Hotels and condos completely cordon off Ixtapa’s lovely stretch of 2.5km beach – Playa de Palmar – from the road, forcing those who can’t afford the hotels’ inflated prices to squeeze through a couple of access points or use the hotels’ facilities. The beach is fine for volleyball or long walks, but often too rough for easy swimming, and plagued by jet skis.
Powered watersports are also in evidence at the inappropriately named Playa Quieta, some 5km north of Ixtapa, which is dominated by Club Med and seemingly perpetual clans of inebriated spring-breakers. The water here is wonderfully clear and the surrounding vegetation magnificent, but with the exception of Restaurant Neptuno, which predictably specializes in fresh seafood, you won’t get anything to eat or drink unless you pay handsomely to enter the confines of the three luxury resorts that dominate the beach.
Playa Linda is a huge sweep of greyish sand, with a cluster of enramadas at the pier end where the bus (M$8) drops you off. As well as the usual trinket vendors, you can hire horses or rent jet skis and surfboards at the shacks along the beach.

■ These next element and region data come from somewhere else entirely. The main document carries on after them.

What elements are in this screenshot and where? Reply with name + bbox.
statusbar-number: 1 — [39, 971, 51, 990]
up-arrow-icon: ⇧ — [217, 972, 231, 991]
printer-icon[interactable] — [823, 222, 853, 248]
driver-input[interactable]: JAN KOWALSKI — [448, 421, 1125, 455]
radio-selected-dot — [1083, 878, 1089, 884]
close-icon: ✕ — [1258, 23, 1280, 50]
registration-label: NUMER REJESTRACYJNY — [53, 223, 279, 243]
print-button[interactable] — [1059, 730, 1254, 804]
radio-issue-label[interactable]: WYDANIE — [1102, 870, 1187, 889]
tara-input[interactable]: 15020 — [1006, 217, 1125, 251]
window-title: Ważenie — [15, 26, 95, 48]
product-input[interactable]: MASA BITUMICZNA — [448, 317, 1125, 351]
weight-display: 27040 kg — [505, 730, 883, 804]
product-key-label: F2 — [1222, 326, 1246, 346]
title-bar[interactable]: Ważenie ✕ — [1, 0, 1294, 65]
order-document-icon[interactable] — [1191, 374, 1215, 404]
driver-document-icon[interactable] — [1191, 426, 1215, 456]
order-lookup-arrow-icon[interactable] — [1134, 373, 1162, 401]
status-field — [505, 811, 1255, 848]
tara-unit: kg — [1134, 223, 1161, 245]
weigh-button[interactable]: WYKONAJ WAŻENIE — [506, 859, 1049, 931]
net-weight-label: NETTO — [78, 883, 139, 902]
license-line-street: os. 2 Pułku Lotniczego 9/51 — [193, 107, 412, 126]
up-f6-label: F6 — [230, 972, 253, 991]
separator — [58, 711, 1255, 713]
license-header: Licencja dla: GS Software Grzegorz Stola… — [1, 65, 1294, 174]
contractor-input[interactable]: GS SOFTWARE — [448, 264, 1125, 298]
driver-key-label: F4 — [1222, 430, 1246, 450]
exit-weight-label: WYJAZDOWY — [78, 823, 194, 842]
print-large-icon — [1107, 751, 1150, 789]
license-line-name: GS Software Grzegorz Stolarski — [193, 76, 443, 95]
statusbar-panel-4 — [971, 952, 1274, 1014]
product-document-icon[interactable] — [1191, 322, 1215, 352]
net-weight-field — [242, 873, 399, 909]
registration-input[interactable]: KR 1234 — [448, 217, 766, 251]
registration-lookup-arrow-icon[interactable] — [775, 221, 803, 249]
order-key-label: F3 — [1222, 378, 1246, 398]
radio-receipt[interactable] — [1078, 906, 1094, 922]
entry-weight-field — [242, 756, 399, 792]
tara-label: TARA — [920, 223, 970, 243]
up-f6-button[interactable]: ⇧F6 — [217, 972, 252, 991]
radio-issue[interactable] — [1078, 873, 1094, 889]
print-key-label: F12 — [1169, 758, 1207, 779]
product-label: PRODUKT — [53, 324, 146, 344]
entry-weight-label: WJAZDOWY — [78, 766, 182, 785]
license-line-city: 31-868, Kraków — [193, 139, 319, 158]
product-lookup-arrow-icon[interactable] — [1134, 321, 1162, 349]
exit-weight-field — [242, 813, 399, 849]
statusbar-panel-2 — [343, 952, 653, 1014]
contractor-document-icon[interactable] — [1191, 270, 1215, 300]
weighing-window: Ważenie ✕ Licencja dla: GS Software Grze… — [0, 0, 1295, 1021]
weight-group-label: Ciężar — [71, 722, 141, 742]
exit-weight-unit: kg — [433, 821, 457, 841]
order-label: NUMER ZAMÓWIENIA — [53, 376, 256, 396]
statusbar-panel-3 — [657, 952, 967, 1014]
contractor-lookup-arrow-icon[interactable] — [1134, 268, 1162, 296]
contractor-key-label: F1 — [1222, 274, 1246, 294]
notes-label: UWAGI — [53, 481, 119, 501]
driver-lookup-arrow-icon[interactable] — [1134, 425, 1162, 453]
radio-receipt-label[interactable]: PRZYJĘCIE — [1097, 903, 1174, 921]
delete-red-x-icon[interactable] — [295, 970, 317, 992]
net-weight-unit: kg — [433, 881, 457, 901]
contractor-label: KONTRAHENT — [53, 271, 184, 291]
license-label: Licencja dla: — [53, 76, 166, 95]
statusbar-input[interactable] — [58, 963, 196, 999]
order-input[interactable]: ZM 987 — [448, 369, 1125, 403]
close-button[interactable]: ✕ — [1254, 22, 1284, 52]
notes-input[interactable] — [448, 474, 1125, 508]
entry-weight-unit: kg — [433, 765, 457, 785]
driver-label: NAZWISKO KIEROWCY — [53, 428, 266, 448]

To find all the space you need, keep walking away from the crowded pier end: the restaurants are supplanted by coconut groves, which in turn give way to small cliffs and an estuary with birdlife and reptiles.
Boats leave from the pier at Playa Linda for Isla Ixtapa, a small island a couple of kilometres offshore with two fine swimming beaches, a spot reserved for snorkelling (rent gear for M$120) and diving (you can easily walk between the three locations) and a few restaurants, but nowhere to stay.